The layer feed aside from too low in protein (for chicks) is too high in calcium (>3%) fed to birds not in lay long term *can* cause issues (possibly gout, kidney failure, and even death, IF somehow genetically predisposed). With the oyster shell on the side juveniles may sample it but they won't be overdosing on every feeding.

Higher protein feed is also more expensive.. but my older birds have less harsh molts and come through it faster than when I did use "layer".

Since I always have chicks, broody's, molting hens, and roosters in my flock I never use layer. Purina flock raiser (20% protein) has given me good results.. but anything close to the same nutrient profile is acceptable.
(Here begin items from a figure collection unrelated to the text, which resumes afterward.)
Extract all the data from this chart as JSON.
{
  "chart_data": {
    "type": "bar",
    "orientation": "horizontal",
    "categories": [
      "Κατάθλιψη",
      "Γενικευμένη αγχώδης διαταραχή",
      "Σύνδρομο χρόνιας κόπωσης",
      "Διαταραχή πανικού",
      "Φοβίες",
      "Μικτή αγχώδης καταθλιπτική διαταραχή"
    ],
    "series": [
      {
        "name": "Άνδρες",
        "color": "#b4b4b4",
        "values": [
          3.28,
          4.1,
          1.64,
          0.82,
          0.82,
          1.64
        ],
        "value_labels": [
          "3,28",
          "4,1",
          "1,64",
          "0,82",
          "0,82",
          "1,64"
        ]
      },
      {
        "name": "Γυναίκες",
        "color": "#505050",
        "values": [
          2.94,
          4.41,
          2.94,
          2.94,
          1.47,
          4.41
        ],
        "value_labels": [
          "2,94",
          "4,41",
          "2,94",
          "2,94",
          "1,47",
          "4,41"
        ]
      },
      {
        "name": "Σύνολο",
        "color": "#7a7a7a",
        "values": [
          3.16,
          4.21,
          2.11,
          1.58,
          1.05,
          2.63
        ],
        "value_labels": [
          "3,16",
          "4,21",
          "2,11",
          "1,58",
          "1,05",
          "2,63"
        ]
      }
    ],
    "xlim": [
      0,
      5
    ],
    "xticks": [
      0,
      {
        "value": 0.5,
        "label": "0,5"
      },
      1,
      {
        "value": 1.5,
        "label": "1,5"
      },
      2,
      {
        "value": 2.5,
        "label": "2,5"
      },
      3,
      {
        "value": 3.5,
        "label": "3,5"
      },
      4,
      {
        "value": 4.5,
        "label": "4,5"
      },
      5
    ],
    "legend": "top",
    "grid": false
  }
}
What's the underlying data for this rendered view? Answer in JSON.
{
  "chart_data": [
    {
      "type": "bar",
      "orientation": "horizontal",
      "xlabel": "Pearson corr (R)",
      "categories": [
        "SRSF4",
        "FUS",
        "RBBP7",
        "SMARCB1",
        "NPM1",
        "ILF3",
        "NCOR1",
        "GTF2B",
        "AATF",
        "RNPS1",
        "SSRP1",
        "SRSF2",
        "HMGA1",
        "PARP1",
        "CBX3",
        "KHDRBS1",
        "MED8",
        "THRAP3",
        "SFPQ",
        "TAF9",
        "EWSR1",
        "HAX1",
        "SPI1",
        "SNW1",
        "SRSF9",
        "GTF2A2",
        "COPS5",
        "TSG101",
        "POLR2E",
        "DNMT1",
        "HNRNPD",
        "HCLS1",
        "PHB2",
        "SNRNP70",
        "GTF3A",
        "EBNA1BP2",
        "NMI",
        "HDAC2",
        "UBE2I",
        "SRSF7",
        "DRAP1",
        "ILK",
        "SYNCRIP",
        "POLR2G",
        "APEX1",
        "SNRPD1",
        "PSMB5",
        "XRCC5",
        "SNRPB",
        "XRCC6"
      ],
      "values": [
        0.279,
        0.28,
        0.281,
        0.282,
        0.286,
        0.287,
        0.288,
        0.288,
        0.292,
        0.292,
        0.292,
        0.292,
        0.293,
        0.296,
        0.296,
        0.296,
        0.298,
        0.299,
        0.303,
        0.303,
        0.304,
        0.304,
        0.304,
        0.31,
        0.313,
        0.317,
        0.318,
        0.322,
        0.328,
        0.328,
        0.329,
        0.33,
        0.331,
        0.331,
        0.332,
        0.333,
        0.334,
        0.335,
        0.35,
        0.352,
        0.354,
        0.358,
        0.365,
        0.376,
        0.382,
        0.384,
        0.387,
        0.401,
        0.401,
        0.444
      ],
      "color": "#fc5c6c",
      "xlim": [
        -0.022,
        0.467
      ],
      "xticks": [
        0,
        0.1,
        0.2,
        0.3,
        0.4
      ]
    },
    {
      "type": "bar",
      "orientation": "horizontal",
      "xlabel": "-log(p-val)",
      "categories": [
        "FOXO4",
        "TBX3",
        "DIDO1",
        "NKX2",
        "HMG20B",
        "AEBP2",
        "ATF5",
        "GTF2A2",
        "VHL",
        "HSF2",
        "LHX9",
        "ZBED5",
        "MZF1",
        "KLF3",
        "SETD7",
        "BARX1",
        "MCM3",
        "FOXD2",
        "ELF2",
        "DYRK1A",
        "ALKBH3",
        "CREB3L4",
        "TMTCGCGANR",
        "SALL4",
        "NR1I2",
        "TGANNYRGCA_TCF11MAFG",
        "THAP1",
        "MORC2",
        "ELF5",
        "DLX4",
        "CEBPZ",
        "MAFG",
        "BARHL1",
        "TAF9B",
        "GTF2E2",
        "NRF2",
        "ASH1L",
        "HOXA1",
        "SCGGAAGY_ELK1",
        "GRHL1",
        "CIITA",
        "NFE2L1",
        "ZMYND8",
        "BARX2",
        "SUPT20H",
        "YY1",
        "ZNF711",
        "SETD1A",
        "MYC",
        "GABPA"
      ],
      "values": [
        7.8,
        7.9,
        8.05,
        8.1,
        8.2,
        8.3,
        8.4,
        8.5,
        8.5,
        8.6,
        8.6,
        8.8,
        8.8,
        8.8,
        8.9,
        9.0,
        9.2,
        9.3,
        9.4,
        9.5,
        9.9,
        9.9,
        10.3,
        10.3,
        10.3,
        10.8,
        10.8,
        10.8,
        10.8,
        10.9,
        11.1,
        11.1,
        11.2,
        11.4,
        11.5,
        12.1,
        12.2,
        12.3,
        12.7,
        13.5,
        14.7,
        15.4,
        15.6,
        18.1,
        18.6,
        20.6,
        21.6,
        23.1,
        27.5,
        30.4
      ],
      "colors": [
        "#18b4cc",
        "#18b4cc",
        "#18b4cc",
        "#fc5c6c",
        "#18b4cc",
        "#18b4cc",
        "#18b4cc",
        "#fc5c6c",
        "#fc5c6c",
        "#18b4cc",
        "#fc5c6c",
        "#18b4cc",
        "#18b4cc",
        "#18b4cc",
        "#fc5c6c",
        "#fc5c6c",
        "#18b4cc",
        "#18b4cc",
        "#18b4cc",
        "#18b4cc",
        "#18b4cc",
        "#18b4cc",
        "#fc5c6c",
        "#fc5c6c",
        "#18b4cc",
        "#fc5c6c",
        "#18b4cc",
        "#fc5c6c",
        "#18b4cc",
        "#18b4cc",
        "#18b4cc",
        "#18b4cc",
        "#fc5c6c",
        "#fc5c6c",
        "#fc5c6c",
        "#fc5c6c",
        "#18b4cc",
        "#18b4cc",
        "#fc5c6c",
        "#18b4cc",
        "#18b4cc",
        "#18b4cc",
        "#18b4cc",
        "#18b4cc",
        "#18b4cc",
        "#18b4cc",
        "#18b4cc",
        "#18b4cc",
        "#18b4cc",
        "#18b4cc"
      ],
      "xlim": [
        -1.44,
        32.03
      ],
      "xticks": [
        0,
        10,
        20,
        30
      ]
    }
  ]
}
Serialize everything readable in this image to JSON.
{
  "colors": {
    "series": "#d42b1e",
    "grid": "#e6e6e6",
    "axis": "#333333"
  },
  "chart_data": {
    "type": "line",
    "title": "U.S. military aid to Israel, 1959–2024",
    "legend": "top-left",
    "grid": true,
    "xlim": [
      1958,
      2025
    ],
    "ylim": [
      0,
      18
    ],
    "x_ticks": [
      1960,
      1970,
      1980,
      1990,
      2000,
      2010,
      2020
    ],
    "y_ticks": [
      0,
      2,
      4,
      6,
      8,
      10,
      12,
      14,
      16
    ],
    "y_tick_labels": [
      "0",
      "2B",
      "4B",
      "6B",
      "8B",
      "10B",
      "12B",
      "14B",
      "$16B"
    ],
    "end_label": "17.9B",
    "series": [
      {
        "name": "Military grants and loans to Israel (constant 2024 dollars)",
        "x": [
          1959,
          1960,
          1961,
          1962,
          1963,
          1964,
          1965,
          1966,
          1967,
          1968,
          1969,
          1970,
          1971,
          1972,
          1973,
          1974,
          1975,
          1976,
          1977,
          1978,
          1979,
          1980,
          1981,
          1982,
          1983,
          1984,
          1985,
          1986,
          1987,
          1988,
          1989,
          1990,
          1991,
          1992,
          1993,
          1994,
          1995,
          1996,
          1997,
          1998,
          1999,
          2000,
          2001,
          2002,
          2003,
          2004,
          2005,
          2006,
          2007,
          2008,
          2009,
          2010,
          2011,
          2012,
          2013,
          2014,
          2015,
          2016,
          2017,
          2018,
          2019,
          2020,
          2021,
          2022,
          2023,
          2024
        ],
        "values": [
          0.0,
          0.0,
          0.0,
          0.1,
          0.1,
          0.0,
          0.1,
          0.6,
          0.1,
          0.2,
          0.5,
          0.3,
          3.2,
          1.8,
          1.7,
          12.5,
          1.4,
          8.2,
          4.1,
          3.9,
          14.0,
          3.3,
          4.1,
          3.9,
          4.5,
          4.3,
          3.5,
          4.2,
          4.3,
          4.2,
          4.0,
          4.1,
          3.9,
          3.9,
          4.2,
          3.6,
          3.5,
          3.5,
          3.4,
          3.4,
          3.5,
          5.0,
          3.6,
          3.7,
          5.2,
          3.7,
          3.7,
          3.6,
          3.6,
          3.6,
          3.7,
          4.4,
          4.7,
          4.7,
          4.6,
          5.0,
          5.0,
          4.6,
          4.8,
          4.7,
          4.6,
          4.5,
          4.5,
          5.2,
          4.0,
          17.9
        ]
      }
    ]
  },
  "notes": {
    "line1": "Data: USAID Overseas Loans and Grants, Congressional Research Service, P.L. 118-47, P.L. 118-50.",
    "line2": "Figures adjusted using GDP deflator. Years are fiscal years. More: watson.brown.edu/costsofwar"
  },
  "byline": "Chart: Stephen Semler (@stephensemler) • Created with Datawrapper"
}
The Dumor brand is $5 cheaper right now, slightly lower in amino acids but not significantly.

Between 18-22% protein (NOT below 18), about 1% calcium.

Doesn't matter if they label it starter, grower, flock raiser, all flock, etc.

Congrats on your babies.. I hope you hen gets to keep them! :jumpy:jumpy

Were the eggs not all the same age? Staggered hatch is always tough on a hen.
 
Yes chick starter for all now is the best. And oyster shells/egg shells on the side for layers. A broody doesn’t lay until she stops mothering, .normally.

Do you plan to raise the chicks apart, if there are more chicks hatching from this nest. ? Bc often the broody doesn’t accept them anymore.
 
Thanks everyone! I feel so much better. I'll do that right now.

I don't know why I thought protein. Thanks for correcting me. I need to know these things.

There is some bad news though. One of the chicks has twisted leg and it's bad. I had one other earlier in the year. I took it to the vet and I also read about it here, watched videos, etc to find the best way to help it. The vet didn't think it would make it because it was so bad. I tried my best but she was right. It didn't make it. 😢

I tried to see if I could click this chicks leg in the joint but it was also too twisted. I don't expect it to live for very long. 😣

I know it's probably hereditary but I have know idea of which chicken might be the one passing it along.